The county executive oversees an operating budget of more than $200 million a year. Responsibilities include operation of the county jail, the courts, law enforcement, parks, road construction, and property tax assessment and collection. Jackson County also oversees the Truman Sports Complex.
The county executive is not a voting member of the Legislature — unlike Kansas City’s mayor, who has a vote on the City Council. That independence has led to friction between the executive and the Legislature at times, but it also affords him or her leeway to pursue projects outside of normal legislative business.
Sanders pursued rail transit. Other executives have worked on stadium funding, emergency communications and the appraisal process.
Sanders dodged major controversies and scandals during his nine years in the job, although word of federal investigations into county contracts and the jail this year prompted jitters in the executive’s office.
Sanders insisted Monday that those problems played no role in his decision to quit. No credible evidence surfaced Tuesday of any reason for the departure other than Sanders’ stated desire to spend more time with his family.
“He has an extremely deep sense of family,” said longtime political operative Steve Glorioso. “The really good ones are that way.

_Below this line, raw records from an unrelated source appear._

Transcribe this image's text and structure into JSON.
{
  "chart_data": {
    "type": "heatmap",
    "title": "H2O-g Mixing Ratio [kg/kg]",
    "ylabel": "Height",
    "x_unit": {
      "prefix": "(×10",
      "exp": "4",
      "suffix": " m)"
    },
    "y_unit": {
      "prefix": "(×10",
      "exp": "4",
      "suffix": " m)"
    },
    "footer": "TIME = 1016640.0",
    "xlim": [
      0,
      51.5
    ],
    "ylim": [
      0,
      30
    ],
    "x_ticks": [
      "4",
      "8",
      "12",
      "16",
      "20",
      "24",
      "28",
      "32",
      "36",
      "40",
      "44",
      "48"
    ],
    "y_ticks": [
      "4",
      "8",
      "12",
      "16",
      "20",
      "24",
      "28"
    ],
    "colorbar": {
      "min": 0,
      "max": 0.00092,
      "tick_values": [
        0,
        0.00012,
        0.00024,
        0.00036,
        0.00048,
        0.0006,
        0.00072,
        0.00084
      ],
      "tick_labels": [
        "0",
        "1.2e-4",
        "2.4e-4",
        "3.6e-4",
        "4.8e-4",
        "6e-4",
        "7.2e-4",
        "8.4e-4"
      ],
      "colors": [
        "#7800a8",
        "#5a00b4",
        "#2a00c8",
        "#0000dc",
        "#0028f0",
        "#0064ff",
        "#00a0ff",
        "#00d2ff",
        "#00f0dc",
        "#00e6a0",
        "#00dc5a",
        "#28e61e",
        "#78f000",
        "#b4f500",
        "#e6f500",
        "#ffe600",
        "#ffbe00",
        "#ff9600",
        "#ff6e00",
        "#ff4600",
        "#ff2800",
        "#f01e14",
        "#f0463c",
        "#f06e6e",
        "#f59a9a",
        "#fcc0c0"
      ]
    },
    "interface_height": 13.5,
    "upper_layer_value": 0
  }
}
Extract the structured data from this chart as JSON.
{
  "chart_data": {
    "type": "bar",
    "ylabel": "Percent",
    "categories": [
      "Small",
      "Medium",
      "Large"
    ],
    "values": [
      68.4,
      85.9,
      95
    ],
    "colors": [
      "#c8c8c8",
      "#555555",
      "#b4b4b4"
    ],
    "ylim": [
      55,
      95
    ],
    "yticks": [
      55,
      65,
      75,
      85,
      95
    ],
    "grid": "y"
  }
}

They have another life to live, and it’s not about ego or getting pushed out of the job.”
In a statement Tuesday, Mayor Sly James of Kansas City said Sanders made a tough decision.
“I consider Mike a friend,” James said. “I understand and admire the courage that it took to make that decision.”
Other Democrats gave Sanders high marks for resigning in time to allow the public to choose someone to fill out his term in 2017 and 2018. The primary is next August, with a general election in November.